Los cuatro hombres la miraron con una sonrisa en los labios.
-Tranquila, María soy médico –dijo un quinto hombre que apareció de la nada haciendo preguntas que ella no deseaba contestar- ¿Recuerdas lo que sucedió? –Ella negó-. Se pinchó la rueda del coche y tu marido no tenía repuesto. Tuvo que dejarte en el coche para ir al pueblo. Cuando regresó ya no estabas.
-¿Y mis padres? Estarán preocupados –balbuceó.
-Tus padres fallecieron hace muchos años –razonó el hombre.
-¡María, María! –Escuchó la llamada de un hombre-. ¿Cómo está?
-Tranquilo, se pondrá bien. Vamos a llevarla al hospital –aclaró el médico.
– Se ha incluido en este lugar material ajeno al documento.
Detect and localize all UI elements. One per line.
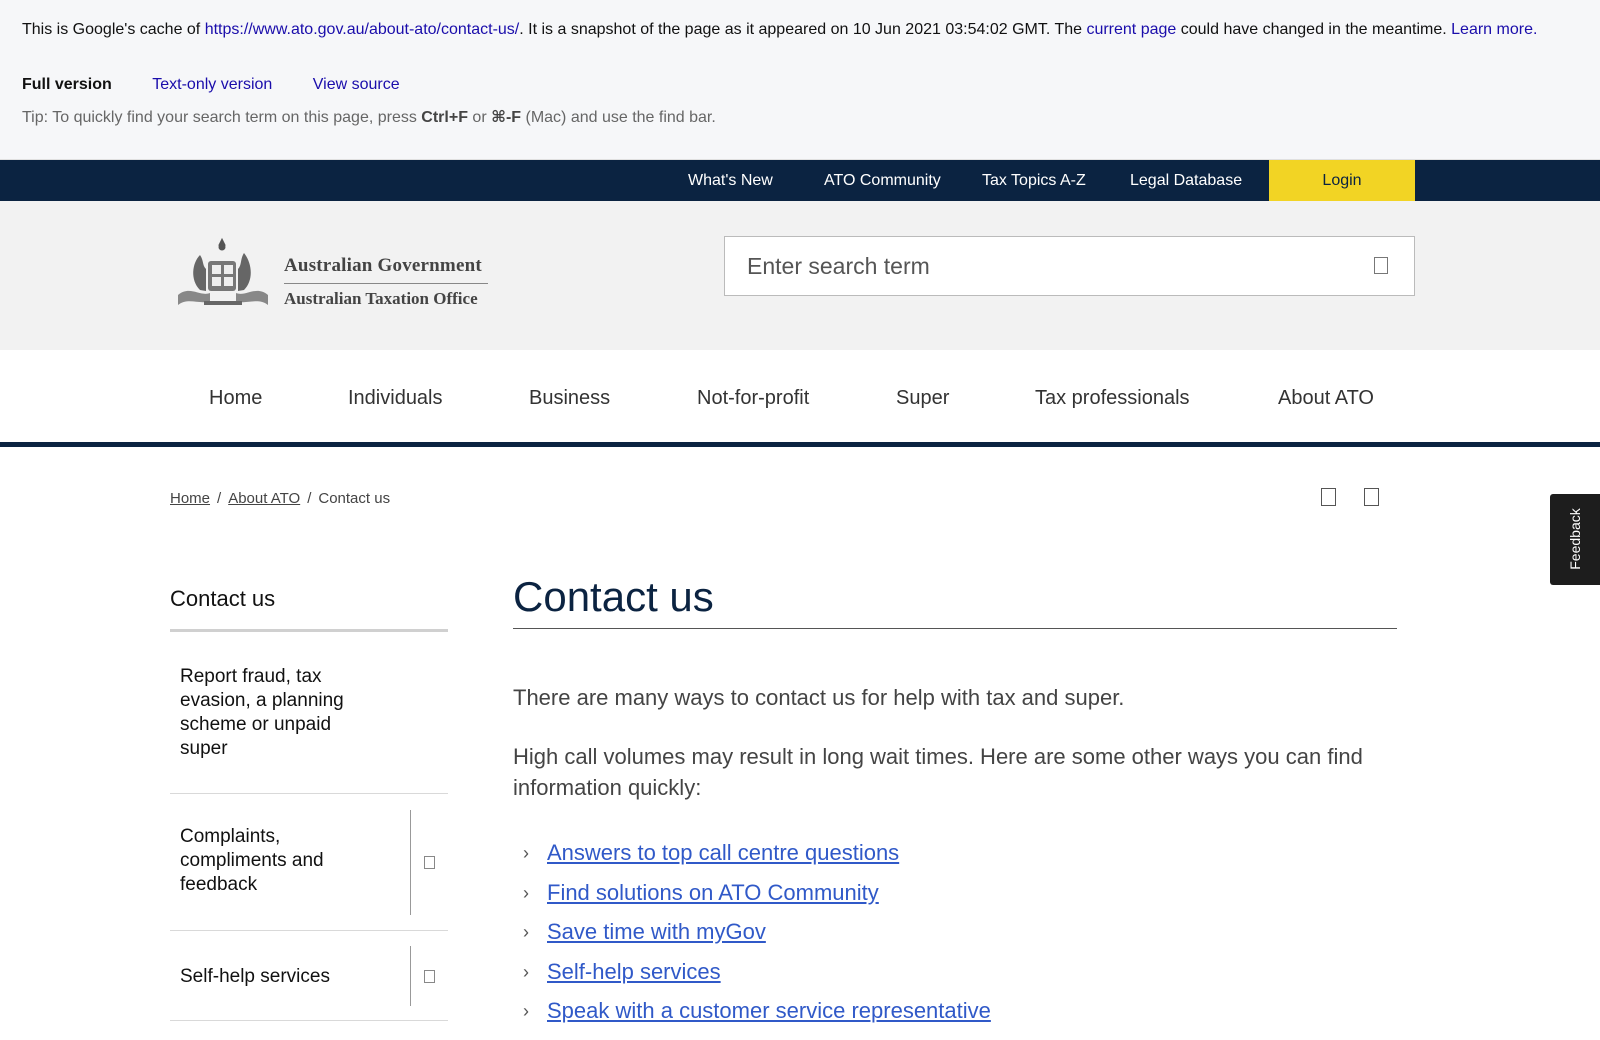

-María, cariño, ¿cómo te encuentras? –preguntó un anciano que se acercaba por el otro lado. En su rostro podían verse los años reflejados, que habían dejado sus muescas a modo de arrugas. El llanto enturbiaba los ojos verdosos del hombre.
-¿Dónde está mi marido? –le preguntó al anciano.
-María, ¿no lo reconoce? –preguntó el médico.
Ella negó con la cabeza.
El anciano escondió el rostro entre sus rudas manos. Sus labios se contrajeron en un rictus para ahogar un alarido.
-No se preocupe, esta enfermedad es así –lo consoló el médico.
-Es la primera vez que no me reconoce –balbuceó el anciano.

PD: Dedicado a todos los enfermos de alzheimer y a sus familiares.

Nota: Derechos de autor debidamente registrados.